Measurement and prediction of the gaussian beam effect in the phase Doppler technique

Under certain circumstances, particle size measurements using a phase Doppler instrument can be erroneous due to the Gaussian beam effect, sometimes referred to as the trajectory effect. This is especially true under extenuating circumstances such as when, for cost reasons, only two detectors are being used, when the choice of detector off-axis and/or elevation angle is limited through the application, when the signal processing has only limited validation possibilities or if a particularly small measurement volume must be employed. All of these factors may be disadvantageous for measuring larger particles.In this study the physical origins of the Gaussian beam effect are examined anew.
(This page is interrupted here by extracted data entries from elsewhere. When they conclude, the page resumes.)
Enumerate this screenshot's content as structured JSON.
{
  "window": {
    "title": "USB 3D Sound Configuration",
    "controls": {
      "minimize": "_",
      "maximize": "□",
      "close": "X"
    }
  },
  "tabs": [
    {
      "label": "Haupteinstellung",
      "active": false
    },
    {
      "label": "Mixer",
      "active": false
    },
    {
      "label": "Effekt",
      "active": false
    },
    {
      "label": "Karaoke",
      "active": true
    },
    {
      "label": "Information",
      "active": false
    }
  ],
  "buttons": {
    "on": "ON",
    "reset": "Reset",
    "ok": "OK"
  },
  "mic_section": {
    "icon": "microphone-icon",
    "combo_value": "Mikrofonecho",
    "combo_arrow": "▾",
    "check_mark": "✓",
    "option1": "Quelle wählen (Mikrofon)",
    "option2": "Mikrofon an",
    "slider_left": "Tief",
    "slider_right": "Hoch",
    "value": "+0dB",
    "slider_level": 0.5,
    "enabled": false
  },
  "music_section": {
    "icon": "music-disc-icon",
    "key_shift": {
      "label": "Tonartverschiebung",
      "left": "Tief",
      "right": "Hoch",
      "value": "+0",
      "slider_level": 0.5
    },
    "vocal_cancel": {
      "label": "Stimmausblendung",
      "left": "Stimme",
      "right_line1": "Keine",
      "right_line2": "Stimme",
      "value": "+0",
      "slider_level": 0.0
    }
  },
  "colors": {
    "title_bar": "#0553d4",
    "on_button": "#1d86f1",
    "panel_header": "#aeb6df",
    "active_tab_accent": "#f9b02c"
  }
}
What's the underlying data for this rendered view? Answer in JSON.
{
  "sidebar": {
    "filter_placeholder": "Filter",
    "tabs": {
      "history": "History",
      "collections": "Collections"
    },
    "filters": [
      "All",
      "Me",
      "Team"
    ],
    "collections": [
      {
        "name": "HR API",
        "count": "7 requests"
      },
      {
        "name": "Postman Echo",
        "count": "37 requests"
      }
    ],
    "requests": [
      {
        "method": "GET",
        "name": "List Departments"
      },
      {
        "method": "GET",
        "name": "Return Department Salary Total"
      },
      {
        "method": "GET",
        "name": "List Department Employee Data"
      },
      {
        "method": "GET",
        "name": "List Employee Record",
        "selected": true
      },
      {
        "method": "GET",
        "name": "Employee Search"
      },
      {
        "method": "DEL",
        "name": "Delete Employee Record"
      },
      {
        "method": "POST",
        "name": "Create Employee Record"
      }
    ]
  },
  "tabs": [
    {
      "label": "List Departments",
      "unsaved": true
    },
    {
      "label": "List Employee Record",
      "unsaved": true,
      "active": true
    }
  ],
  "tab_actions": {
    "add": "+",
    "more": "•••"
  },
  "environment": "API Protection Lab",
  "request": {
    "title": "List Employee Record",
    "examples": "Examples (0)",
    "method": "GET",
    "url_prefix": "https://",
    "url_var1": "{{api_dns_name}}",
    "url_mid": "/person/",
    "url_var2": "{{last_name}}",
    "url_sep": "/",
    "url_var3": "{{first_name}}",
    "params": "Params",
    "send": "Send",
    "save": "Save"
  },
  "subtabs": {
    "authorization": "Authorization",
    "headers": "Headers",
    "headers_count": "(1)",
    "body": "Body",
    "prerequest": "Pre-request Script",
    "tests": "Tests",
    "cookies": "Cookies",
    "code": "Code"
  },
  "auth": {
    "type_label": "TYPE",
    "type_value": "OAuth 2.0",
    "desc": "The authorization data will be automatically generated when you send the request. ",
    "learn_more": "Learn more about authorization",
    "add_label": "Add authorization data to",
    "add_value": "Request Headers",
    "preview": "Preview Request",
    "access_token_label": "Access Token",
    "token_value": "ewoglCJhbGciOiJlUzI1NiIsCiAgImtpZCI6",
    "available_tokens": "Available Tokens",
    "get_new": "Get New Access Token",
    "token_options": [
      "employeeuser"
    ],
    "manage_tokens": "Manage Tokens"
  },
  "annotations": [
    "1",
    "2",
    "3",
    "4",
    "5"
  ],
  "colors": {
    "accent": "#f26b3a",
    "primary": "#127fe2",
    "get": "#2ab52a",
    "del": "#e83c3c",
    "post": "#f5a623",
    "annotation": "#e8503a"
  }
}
The interpretation is based on determining for each light scattering order the position of the detection volume and their separation distances from each other. Using this information and the analysis of so-called dual-burst signals, a method of estimating the maximum allowable particle size to avoid such effects is proposed. This estimation should aid users in evaluating or configuring their system for a particular application.In this method a tolerance limit is prescribed, under which the measured phase difference can vary due to unwanted scattering orders. For variations exceeding this limit, the respective particle size is considered to be too large to be reliably measured using the specified detection positions (symmetric detectors in elevation angle). These results, and also the shift of the detection volume position based On a geometrical optics analysis, have been experimentally verified. The Gaussian beam effect has been systematically demonstrated in the experiment using a stream of monodispersed droplets traversed through the measurement volume.